End of Universe black holes investigated by ERC grant
Scientists funded by the European Research Council and working in the UK and United States are investigating the growth of ancient quasars.
Black holes with masses equalling billions of our sun are known as quasars and feed on interstellar gas, swallowing large quantities of it non-stop. The light that is emitted by the gas as it is sucked in and crushed by the black hole’s gravity travels for eons across the Universe until it reaches telescopes on Earth. These far-off, ancient quasars appear as ‘baby photos’ taken less than a billion years after the Big Bang.
Professor Tal Alexander, head of particle physics at the Weizmann Institute of Science, and Professor Priyamvada Natarajan of Yale University aim to investigate ancient quasars and what processes could lead a small black hole to gorge and fatten to such an extent so soon after the Big Bang.

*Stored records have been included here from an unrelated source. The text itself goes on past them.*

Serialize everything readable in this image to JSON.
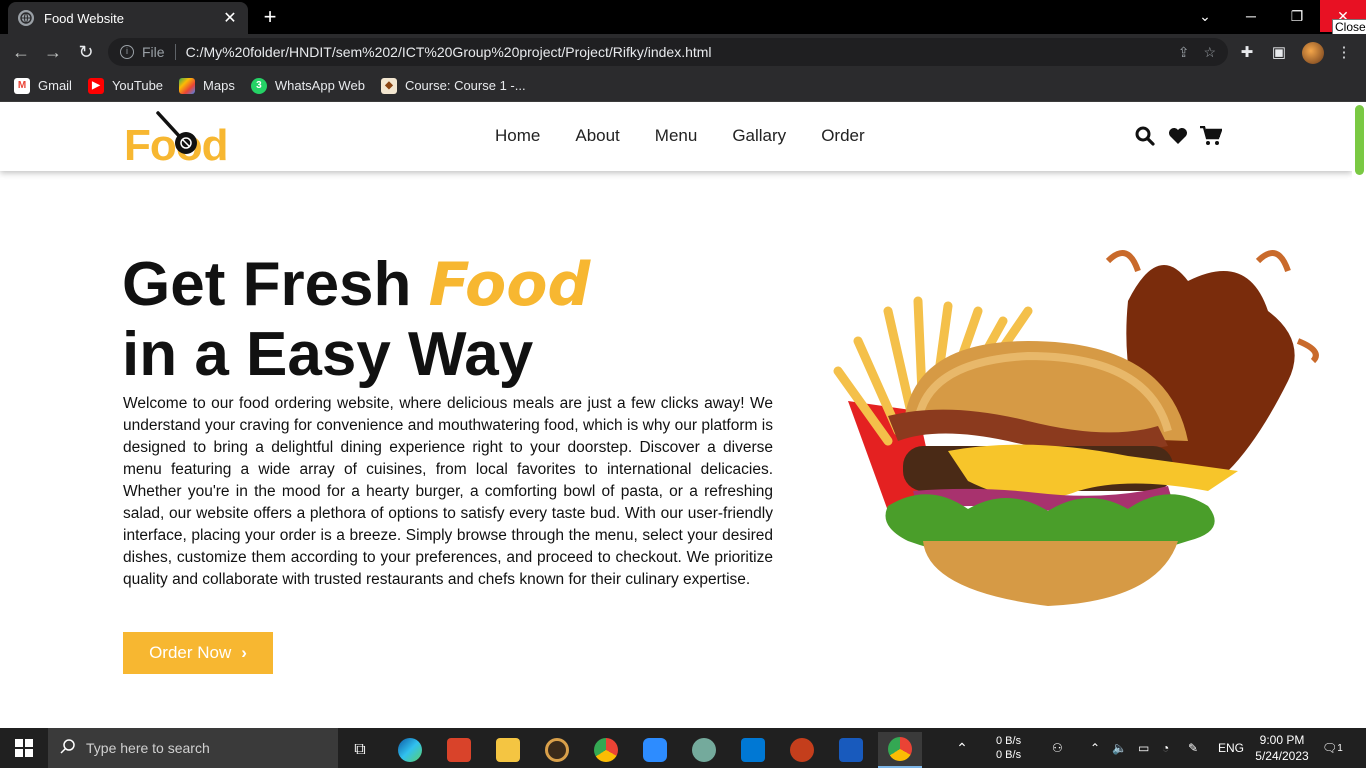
{
  "browser": {
    "tab_title": "Food Website",
    "tooltip": "Close",
    "url_scheme": "File",
    "url": "C:/My%20folder/HNDIT/sem%202/ICT%20Group%20project/Project/Rifky/index.html",
    "bookmarks": [
      {
        "label": "Gmail",
        "color": "#ea4335"
      },
      {
        "label": "YouTube",
        "color": "#ff0000"
      },
      {
        "label": "Maps",
        "color": "#34a853"
      },
      {
        "label": "WhatsApp Web",
        "color": "#25d366"
      },
      {
        "label": "Course: Course 1 -...",
        "color": "#8b4513"
      }
    ]
  },
  "site": {
    "logo": "Food",
    "nav": [
      "Home",
      "About",
      "Menu",
      "Gallary",
      "Order"
    ],
    "header_icons": [
      "search-icon",
      "heart-icon",
      "cart-icon"
    ],
    "accent_color": "#f7b731",
    "hero": {
      "title_part1": "Get Fresh ",
      "title_accent": "Food",
      "title_line2": "in a Easy Way",
      "description": "Welcome to our food ordering website, where delicious meals are just a few clicks away! We understand your craving for convenience and mouthwatering food, which is why our platform is designed to bring a delightful dining experience right to your doorstep. Discover a diverse menu featuring a wide array of cuisines, from local favorites to international delicacies. Whether you're in the mood for a hearty burger, a comforting bowl of pasta, or a refreshing salad, our website offers a plethora of options to satisfy every taste bud. With our user-friendly interface, placing your order is a breeze. Simply browse through the menu, select your desired dishes, customize them according to your preferences, and proceed to checkout. We prioritize quality and collaborate with trusted restaurants and chefs known for their culinary expertise.",
      "cta": "Order Now"
    }
  },
  "taskbar": {
    "search_placeholder": "Type here to search",
    "net_up": "0 B/s",
    "net_down": "0 B/s",
    "lang": "ENG",
    "time": "9:00 PM",
    "date": "5/24/2023",
    "notifications": "1"
  }
}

Their model begins with the formation of a small black hole in the very early Universe. At that time, cosmologists believe gas streams were cold, dense and contained much larger amounts of material than the thin gas streams we see in today’s cosmos. The hungry, newborn black hole moved around, changing direction all the time as it was knocked about by other baby stars in its vicinity. By quickly zigzagging, the black hole continually swept up more and more of the gas into its orbit, pulling the gas directly into it so fast that the gas could not settle into a slow, spiralling motion. The bigger the black hole got, the faster it ate; this growth rate, explains Alexander, rises faster than exponentially.
After around ten million years, the black hole would have filled out to around 10,000 solar masses. From then, the colossal growth rate would have slowed to a somewhat more leisurely pace, but the black hole’s future path would already be set, leading it to eventually weigh in at a billion solar masses or more.
Normally, a black hole forms when a massive star, weighing tens of solar masses, explodes after its nuclear fuel is spent. Without the nuclear furnace at its core pushing against gravity, the star collapses, and much of the material is flung outwards in a great supernova blast, while the rest falls inward, forming a black hole of only about ten solar masses.
The research thesis has been published in the journal Science.